Finding North without a Compass


I have a casual interest in bushcraft/wilderness skills and one seriously useful outdoor skill is navigation. In today’s world of GPS and Google Maps perhaps the traditional map-and-compass is seeing its twilight years, but I have a feeling that there’ll be a need for detailed battery/satellite-free maps for a long while yet.

Learning to use a compass, take bearings and find your position on the map is a great skill to have, but as the title implies, you don’t even need a compass to find a rough guide to where north is, there are plenty of other ways. One of my favourites is by finding the north star, it’s easy and a fun way to begin your journey into stargazing. I practice it most nights when taking the dog into the garden.

But, in daytime it’s not so easy to find the north star! Fortunately there are plenty of other ways. One of my favourites is by using a shadow stick, if you have the time to set it up.

A more immediate way of finding north without a compass is by knowing the correct time.

If you have an analogue watch that’s perfect, but if not just draw out the clock face in the dirt with a stick, or mark out with stones, etc.

Draw the hour hand pointing at the sun and also mark where 12 would be. Put another mark halfway between the hour and twelve. Draw a line from that mark through middle of the clock-face.

So let’s say it’s 6AM. You’d draw a circle on the ground. Put a mark where the sun is and call it ’6′. Draw another mark where 12 would be. Draw another mark half-way, at 9. Now you draw a line from 9 through the middle of the clock face to 3. That line is the north-south line. It’s easy to do in your head once you’ve got the hang of it.

It is important to note here that a great many of the sources online will tell you that the end closest 12 is north, or that the smaller angle is north, etc. This is a mistake that goes back at least to 1956 with “How To Stay Alive In The Woods” by Bradford Angier. This blog post is an attempt to set the record straight. (NB: The SAS Manual by Lofty Wiseman correctly states only that it is the north-south line and makes no mention of which end is north).

The problem is that in the morning ’9′ is in a different place to where ’9′ is in the evening. But north stays in the same place. So if you do it in the morning, the line ‘points’ north but in the evening the line ‘points’ south. It’s best to remember that the line doesn’t point anywhere, it only gives you the north-south line but it doesn’t tell you which end is which. (The problem still exists if you’re reading at a more reasonable hour, say 2 in the afternoon, I just chose early hours as the example to make explanation simpler.).

To find which end is in fact north, there are a couple of possible methods:

  1. Remember that the sun rises in the east and sets in the west and apply some common sense to the reading (perhaps only really applicable in morning and evening though.)
  2. In the morning north will be at the end of the line that is furthest from 12, while in the afternoon north will be at the end of the line closest to 12.
  3. In the morning count anti-clockwise from the hour until you reach the line to find north, and in the afternoon count clockwise until you reach the line.
  4. Count clockwise from the hour to the end of the line and remember that in the morning that’s south and in the evening it’s north.
  5. Remember that before noon North is to the left of the hour hand, after noon it’s to the right of the hour hand.

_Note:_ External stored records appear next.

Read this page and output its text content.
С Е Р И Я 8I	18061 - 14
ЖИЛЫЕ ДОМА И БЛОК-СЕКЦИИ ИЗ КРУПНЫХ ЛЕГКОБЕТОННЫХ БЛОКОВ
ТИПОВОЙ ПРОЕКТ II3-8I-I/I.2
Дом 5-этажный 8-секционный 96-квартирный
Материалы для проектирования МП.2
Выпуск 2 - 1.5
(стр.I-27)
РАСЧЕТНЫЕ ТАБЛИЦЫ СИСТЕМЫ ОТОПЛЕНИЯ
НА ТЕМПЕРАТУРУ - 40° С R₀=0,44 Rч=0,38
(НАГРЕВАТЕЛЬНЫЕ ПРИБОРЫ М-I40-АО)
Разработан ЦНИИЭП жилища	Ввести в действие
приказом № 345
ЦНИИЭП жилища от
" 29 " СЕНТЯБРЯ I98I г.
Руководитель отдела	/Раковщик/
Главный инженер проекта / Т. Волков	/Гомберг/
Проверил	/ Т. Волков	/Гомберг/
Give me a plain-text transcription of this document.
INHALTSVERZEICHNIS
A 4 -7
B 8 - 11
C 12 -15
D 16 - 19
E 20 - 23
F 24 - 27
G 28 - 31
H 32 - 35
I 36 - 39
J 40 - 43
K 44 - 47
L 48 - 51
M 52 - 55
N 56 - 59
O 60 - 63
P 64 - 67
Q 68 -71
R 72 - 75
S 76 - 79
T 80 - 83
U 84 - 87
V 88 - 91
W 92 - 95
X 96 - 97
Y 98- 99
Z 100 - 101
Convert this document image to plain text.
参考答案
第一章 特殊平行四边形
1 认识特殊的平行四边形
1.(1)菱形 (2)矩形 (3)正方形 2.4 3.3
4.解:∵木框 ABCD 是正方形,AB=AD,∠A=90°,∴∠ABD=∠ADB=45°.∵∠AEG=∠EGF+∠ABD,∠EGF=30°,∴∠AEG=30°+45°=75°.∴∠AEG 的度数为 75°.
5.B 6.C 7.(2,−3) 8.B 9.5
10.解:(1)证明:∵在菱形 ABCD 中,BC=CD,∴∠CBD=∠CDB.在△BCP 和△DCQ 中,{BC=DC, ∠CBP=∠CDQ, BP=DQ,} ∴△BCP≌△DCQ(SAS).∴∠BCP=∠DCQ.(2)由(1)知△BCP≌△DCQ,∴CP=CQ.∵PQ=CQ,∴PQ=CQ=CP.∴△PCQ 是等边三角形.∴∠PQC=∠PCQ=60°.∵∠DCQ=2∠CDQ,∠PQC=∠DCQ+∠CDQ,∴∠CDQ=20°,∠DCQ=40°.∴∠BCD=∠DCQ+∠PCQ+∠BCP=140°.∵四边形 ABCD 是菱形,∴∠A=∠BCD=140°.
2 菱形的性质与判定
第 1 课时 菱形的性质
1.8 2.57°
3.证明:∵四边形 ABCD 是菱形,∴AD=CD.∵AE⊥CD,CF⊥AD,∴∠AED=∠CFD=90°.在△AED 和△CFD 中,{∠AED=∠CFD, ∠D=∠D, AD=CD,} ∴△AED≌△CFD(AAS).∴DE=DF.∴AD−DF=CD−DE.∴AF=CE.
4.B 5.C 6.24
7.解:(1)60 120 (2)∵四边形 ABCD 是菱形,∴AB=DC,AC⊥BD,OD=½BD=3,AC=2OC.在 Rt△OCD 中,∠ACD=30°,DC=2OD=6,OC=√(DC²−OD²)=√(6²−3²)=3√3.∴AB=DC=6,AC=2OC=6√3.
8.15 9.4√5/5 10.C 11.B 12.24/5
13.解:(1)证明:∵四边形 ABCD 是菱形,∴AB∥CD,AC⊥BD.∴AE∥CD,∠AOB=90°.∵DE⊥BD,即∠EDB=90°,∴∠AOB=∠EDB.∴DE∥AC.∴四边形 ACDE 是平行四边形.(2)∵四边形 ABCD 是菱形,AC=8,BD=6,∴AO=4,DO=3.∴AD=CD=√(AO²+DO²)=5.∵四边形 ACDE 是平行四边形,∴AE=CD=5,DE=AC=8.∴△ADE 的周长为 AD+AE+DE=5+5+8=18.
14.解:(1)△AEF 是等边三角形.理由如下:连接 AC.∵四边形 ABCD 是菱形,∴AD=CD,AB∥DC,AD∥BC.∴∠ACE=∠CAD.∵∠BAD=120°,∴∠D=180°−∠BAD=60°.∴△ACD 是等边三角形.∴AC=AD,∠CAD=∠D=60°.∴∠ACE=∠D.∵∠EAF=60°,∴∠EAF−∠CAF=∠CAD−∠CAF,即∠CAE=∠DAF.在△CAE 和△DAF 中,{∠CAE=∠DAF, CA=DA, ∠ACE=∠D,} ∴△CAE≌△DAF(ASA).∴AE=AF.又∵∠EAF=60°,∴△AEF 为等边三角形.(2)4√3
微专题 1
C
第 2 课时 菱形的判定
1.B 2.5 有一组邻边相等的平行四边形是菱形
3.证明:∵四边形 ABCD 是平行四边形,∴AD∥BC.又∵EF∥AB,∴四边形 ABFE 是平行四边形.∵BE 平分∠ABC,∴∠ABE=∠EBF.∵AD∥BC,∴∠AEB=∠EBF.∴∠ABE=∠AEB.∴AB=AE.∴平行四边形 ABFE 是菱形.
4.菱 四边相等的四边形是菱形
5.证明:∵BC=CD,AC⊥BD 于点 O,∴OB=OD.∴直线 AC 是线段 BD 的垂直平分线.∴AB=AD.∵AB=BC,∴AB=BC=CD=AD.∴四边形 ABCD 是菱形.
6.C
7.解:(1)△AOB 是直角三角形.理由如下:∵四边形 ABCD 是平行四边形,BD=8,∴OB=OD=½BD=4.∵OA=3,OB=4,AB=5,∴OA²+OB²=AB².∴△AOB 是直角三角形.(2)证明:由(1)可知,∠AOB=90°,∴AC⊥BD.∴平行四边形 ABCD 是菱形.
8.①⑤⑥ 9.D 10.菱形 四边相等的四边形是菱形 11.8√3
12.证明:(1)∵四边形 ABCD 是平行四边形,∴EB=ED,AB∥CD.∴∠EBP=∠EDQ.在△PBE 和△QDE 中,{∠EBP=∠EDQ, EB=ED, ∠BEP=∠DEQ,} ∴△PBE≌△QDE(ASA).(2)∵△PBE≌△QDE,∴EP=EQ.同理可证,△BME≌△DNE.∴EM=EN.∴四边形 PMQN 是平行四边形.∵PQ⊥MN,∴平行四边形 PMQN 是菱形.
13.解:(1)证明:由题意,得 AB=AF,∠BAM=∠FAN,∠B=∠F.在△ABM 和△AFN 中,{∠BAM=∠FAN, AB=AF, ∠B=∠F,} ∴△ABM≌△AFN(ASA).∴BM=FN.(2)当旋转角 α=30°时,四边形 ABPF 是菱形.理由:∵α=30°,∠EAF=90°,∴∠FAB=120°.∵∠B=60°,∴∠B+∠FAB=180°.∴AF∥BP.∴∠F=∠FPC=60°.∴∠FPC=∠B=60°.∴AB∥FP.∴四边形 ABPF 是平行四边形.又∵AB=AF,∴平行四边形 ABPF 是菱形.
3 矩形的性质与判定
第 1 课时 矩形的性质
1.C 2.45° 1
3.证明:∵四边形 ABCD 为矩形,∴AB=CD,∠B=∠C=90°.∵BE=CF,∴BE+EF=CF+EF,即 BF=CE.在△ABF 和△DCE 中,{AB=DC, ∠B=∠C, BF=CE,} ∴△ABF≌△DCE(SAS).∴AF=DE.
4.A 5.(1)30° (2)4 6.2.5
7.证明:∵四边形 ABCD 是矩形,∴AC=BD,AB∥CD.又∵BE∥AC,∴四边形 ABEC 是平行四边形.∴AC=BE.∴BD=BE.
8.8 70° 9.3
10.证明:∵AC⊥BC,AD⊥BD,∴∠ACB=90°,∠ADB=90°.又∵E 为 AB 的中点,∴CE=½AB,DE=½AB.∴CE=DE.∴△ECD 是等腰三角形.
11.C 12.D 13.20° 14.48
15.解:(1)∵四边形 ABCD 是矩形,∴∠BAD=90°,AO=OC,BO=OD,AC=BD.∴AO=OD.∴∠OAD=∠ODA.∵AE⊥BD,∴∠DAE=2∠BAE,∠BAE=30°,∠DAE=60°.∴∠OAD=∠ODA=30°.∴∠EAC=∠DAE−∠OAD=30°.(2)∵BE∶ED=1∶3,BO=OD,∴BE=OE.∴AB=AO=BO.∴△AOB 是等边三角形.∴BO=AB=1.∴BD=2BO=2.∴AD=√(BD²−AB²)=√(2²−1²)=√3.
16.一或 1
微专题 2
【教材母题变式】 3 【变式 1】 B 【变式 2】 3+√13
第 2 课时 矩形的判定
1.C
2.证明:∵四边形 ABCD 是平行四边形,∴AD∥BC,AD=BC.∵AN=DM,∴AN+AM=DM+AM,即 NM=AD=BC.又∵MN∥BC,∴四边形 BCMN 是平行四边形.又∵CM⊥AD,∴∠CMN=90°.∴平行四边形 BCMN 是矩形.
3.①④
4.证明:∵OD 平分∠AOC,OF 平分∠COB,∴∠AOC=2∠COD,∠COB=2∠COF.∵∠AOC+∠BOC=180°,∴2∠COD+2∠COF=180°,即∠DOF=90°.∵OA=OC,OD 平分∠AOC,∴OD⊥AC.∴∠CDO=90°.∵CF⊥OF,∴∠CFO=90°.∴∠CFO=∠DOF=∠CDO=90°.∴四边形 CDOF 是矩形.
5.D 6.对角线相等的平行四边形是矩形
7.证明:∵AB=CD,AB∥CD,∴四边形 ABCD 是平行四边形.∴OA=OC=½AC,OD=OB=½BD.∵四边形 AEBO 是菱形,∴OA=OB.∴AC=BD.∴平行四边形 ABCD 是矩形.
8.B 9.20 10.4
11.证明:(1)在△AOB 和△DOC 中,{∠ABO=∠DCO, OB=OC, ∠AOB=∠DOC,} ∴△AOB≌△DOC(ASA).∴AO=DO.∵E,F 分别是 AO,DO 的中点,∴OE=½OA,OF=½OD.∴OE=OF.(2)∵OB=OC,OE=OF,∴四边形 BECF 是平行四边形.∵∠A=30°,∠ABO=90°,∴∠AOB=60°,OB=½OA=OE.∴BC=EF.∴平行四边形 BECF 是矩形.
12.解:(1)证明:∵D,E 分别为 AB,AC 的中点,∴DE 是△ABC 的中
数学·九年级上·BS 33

Unfortunately none of these are particularly elegant.

In fact, the wristwatch method is fraught with caveats and gotchas; the method changes depending on which hemisphere you’re in (in the Southern Hemisphere you point twelve at the sun and continue as normal). Daylight saving time has an effect (add one to the hour). Your latitude makes a difference too. It doesn’t work very well close to 12 noon.

However, it’s the best method I’ve found in the daytime if you’re in a hurry. Other methods involve checking which side of the trees moss grows on, where the spider webs are, which side of the tree have branches growing upwards not straight-out. I find these too fuzzy, and relating them online it’s too easy for the reader to assume that one tree with moss high on one side is a solid indicator of south where in fact you should sample several trees over a wide area to be sure. All those methods are highly dependent on your local environment too. So for now, the wrist-watch method is my preferred way of finding north without a compass.

Just remember: point the hour at the sun, mark half way to 12. Draw a line from that mark through the center. In the morning north is at the end of the line furthest from twelve.

Happy bushcrafting!

Thanks to the members of BushcraftUK forums for working through the method with me.